Magistrado Ponente  

STP15346  – 2021  

Tutela  de 2ª instancia No. 118695  

Acta  No. 254  

Bogotá  D.C., veintiocho (28) de septiembre de dos mil veintiuno (2021).  

VISTOS  

La Sala resuelve  la impugnación interpuesta por el accionante JOSÉ  RICARDO COPETE PULIDO,  mediante apoderado judicial,  contra el fallo proferido el 22 de julio de 2021 por la Sala Penal  del Tribunal Superior de Villavicencio, mediante el cual declaró  improcedente el amparo constitucional promovido contra los Juzgados  1° Promiscuo del Circuito de Puerto López y Promiscuo  Municipal de Puerto Gaitán, por la presunta vulneración  de derechos fundamentales.  

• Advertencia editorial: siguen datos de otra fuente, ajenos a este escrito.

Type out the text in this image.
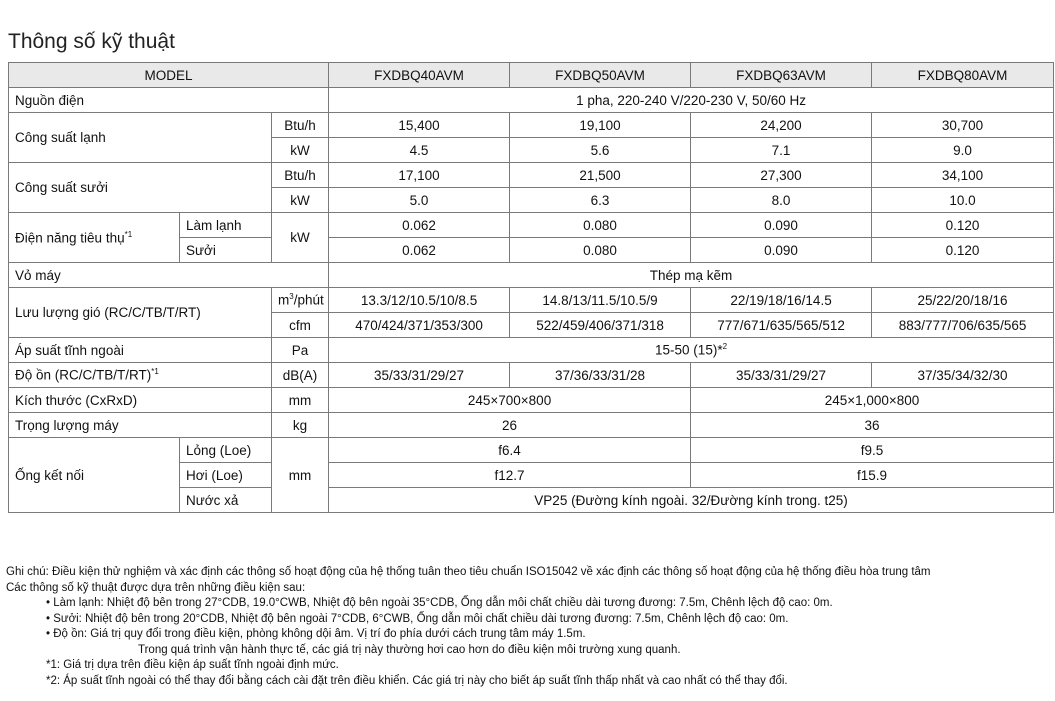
Thông số kỹ thuật
MODEL			FXDBQ40AVM	FXDBQ50AVM	FXDBQ63AVM	FXDBQ80AVM
Nguồn điện			1 pha, 220-240 V/220-230 V, 50/60 Hz			
Công suất lạnh		Btu/h	15,400	19,100	24,200	30,700
		kW	4.5	5.6	7.1	9.0
Công suất sưởi		Btu/h	17,100	21,500	27,300	34,100
		kW	5.0	6.3	8.0	10.0
Điện năng tiêu thụ$^{*1}$	Làm lạnh	kW	0.062	0.080	0.090	0.120
	Sưởi		0.062	0.080	0.090	0.120
Vỏ máy			Thép mạ kẽm			
Lưu lượng gió (RC/C/TB/T/RT)		$m^3$/phút	13.3/12/10.5/10/8.5	14.8/13/11.5/10.5/9	22/19/18/16/14.5	25/22/20/18/16
		cfm	470/424/371/353/300	522/459/406/371/318	777/671/635/565/512	883/777/706/635/565
Áp suất tĩnh ngoài		Pa	15-50 (15)*$^2$
Độ ồn $(RC/C/TB/T/RT)^{*1}$		dB(A)	35/33/31/29/27	37/36/33/31/28	35/33/31/29/27	37/35/34/32/30
Kích thước (CxRxD)		mm	245×700×800		245×1,000×800	
Trọng lượng máy		kg	26		36	
Ống kết nối	Lỏng (Loe)	mm	f6.4		f9.5	
	Hơi (Loe)		f12.7		f15.9	
	Nước xả		VP25 (Đường kính ngoài. 32/Đường kính trong. t25)			
Ghi chú: Điều kiện thử nghiệm và xác định các thông số hoạt động của hệ thống tuân theo tiêu chuẩn ISO15042 về xác định các thông số hoạt động của hệ thống điều hòa trung tâm
Các thông số kỹ thuật được dựa trên những điều kiện sau:
• Làm lạnh: Nhiệt độ bên trong 27°CDB, 19.0°CWB, Nhiệt độ bên ngoài 35°CDB, Ống dẫn môi chất chiều dài tương đương: 7.5m, Chênh lệch độ cao: 0m.
• Sưởi: Nhiệt độ bên trong 20°CDB, Nhiệt độ bên ngoài 7°CDB, 6°CWB, Ống dẫn môi chất chiều dài tương đương: 7.5m, Chênh lệch độ cao: 0m.
• Độ ồn: Giá trị quy đổi trong điều kiện, phòng không dội âm. Vị trí đo phía dưới cách trung tâm máy 1.5m.
Trong quá trình vận hành thực tế, các giá trị này thường hơi cao hơn do điều kiện môi trường xung quanh.
*1: Giá trị dựa trên điều kiện áp suất tĩnh ngoài định mức.
*2: Áp suất tĩnh ngoài có thể thay đổi bằng cách cài đặt trên điều khiển. Các giá trị này cho biết áp suất tĩnh thấp nhất và cao nhất có thể thay đổi.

En primera  instancia fueron vinculados de oficio los Juzgados 2° Promiscuo  del Circuito de Puerto López y las partes e intervinientes el  proceso penal No. 50568 60 00 575 2017 00080 00.  

ANTECEDENTES Y  FUNDAMENTOS DE LA ACCIÓN  

Del contenido de  la demanda de tutela y sus anexos, se destacan como hechos  jurídicamente relevantes los siguientes:  

1. Contra JOSÉ  RICARDO COPETE PULIDO  se adelanta en el Juzgado 1° Promiscuo del Circuito de Puerto  López proceso penal por el presunto delito de acceso carnal  abusivo con menor de 14 años (C.U.I. 50  573-6105641-2019-00029-00). Se realizó la audiencia  preparatoria el 20 de enero de 2020 en la cual el apoderado judicial  del procesado interpuso recurso de apelación contra el auto  que negó una prueba testimonial, encontrándose  actualmente el asunto en la Sala Penal del Tribunal Superior de  Villavicencio, pendiente de resolverse la alzada.  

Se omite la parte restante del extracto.